Orthology
Gene orthology for all Drosophila species included in our analysis (D. suzukii, D. simulans, D. sechellia, D. yakuba, D. erecta, D. ananassae, D.pseudoobscura, D. persimilis, D. willistoni, D. mojavensis, D. virillis, D. grimshawi, D. melanogaster, D. takahashii, and D. biarmipes) and the outgroup Anopheles gambiae was evaluated using a pre-release version 2.0 of the OrthologID pipeline. Similar to the original version (Chiu et al. 2006, Bioinformatics 22(6): 699-707), OrthologID v2.0 takes complete gene sets from all ingroup and outgroup taxa and assigns them into gene clusters using the MCL algorithm.
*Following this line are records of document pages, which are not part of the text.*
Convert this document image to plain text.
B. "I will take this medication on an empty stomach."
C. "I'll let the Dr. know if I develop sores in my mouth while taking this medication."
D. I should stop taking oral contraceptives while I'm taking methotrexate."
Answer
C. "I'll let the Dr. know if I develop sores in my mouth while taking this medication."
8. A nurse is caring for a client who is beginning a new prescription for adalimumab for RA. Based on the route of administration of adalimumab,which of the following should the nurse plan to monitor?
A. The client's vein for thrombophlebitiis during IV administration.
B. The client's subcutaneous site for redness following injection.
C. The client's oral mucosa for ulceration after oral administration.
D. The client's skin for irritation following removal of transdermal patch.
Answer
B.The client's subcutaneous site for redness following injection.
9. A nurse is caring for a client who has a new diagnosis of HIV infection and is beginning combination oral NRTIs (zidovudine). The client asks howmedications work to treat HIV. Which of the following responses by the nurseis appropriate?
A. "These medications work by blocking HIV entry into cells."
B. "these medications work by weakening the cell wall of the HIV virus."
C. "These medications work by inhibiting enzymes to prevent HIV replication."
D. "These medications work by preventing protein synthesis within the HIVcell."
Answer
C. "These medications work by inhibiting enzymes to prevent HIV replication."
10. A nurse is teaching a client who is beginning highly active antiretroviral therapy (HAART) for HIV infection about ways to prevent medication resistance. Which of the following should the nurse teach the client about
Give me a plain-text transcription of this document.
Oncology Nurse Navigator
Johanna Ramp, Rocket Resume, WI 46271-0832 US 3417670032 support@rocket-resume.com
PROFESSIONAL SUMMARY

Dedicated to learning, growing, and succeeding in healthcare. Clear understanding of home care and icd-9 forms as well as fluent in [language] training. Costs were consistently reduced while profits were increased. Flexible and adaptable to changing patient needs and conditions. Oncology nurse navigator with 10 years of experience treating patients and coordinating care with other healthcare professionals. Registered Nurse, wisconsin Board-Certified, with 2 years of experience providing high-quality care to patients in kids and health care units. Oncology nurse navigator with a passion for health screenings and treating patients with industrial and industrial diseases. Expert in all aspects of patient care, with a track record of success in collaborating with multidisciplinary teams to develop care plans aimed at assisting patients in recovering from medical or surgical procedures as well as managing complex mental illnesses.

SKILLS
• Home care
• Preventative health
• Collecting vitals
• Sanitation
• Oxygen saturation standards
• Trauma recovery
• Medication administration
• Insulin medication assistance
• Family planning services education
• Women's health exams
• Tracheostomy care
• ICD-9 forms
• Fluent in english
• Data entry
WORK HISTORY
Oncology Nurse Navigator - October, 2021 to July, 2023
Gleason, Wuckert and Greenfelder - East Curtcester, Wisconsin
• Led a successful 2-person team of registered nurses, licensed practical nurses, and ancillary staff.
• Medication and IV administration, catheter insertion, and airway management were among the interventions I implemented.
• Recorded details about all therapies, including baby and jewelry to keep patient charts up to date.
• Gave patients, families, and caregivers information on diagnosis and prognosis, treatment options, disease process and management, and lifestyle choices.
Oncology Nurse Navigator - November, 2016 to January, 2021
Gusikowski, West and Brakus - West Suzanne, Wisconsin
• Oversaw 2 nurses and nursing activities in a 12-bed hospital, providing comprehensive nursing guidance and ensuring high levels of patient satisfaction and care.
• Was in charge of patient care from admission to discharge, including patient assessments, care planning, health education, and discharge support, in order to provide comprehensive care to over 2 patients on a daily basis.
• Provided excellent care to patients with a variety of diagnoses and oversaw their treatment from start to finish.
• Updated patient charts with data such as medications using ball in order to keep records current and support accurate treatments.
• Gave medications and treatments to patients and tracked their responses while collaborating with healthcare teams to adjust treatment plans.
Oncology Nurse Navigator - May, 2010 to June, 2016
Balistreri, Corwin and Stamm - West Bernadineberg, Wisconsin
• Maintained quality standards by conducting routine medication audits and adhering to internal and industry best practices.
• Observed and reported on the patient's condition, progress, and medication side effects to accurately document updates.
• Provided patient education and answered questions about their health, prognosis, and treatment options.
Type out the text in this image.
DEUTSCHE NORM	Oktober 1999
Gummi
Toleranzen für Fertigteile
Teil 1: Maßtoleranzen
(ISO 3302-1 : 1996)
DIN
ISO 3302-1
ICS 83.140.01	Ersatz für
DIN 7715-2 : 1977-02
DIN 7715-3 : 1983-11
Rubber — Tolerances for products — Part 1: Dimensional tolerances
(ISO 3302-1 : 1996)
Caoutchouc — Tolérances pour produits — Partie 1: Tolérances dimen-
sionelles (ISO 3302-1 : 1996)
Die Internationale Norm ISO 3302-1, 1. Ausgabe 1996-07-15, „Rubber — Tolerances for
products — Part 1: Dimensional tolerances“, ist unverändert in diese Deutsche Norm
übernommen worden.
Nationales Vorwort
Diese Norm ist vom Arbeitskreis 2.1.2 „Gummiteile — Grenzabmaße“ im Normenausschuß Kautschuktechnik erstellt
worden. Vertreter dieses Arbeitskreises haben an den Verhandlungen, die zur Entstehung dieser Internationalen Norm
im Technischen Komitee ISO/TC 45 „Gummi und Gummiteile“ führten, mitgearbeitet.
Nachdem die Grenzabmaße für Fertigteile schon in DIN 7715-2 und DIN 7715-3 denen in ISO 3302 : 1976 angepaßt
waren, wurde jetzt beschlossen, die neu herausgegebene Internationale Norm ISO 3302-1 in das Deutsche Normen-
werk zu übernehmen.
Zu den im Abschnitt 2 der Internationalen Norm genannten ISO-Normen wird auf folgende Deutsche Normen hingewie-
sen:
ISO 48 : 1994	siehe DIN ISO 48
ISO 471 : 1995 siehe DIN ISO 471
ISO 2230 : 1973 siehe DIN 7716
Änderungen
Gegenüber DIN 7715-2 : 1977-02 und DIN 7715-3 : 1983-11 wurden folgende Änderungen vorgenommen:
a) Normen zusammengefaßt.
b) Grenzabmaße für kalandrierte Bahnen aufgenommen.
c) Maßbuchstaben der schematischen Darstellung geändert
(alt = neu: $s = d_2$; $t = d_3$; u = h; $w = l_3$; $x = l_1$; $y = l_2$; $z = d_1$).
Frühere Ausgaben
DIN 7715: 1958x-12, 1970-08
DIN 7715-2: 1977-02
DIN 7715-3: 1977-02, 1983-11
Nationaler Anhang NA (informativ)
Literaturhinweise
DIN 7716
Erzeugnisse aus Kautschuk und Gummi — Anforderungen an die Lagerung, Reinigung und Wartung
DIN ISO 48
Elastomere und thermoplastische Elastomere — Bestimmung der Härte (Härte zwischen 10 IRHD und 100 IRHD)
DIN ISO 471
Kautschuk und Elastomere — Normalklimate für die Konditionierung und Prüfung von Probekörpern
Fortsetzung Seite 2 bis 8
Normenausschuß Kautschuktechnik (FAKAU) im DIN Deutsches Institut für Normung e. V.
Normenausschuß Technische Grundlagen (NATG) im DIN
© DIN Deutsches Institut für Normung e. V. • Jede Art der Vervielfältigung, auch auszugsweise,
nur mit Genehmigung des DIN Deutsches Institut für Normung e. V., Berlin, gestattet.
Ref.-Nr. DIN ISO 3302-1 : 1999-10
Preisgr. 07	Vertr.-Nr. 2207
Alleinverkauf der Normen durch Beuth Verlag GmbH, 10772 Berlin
The complete gene set for A. gambiae and those for D. simulans, D. sechellia, D. yakuba, D. erecta, D. ananassae, D. pseudoobscura, D. persimilis, D. willistoni, D. mojavensis, D. virillis, D. grimshawi, and D. melanogaster were retrieved from VectorBase and FlyBase respectively and used as is. To generate the gene sets for D. takahashii and D. biarmipes, we downloaded the genome assemblies from GenBank and transcriptomes from the Drosophila modENCODE Project, and annotated their genomes using MAKER 2 – the same pipeline we used to annotate our assembly of the D. suzukii genome. OrthologID then performed sequence alignment for each gene cluster using MAFFT, generated a parsimony gene tree for each gene cluster, and extracted one or more sets of orthologous genes according to the gene tree topology. Finally, OrthologID assembled the ortholog sets into a partitioned matrix for phylogenetic analysis. Using gene sets from the 16 species as input, OrthologID recovered 13,941 sets of orthologs with at least 4 ingroup species from 13,264 gene clusters. Among the identified ortholog sets, 5,322 of them have representation in all ingroup taxa.
As part of the output of the OrthologID automated comparative genome analysis pipeline, we have made available the sequence alignment and parsimony tree for all gene clusters in SpottedWingFlyBase‘s Gene Family reports. The gene trees can be downloaded as Newick tree files, which can be visualized using any tree viewing software, e.g. FigTree. The alignments can be downloaded as zipped FASTA files and visualized using most alignment and sequence analysis packages, e.g. Jalview.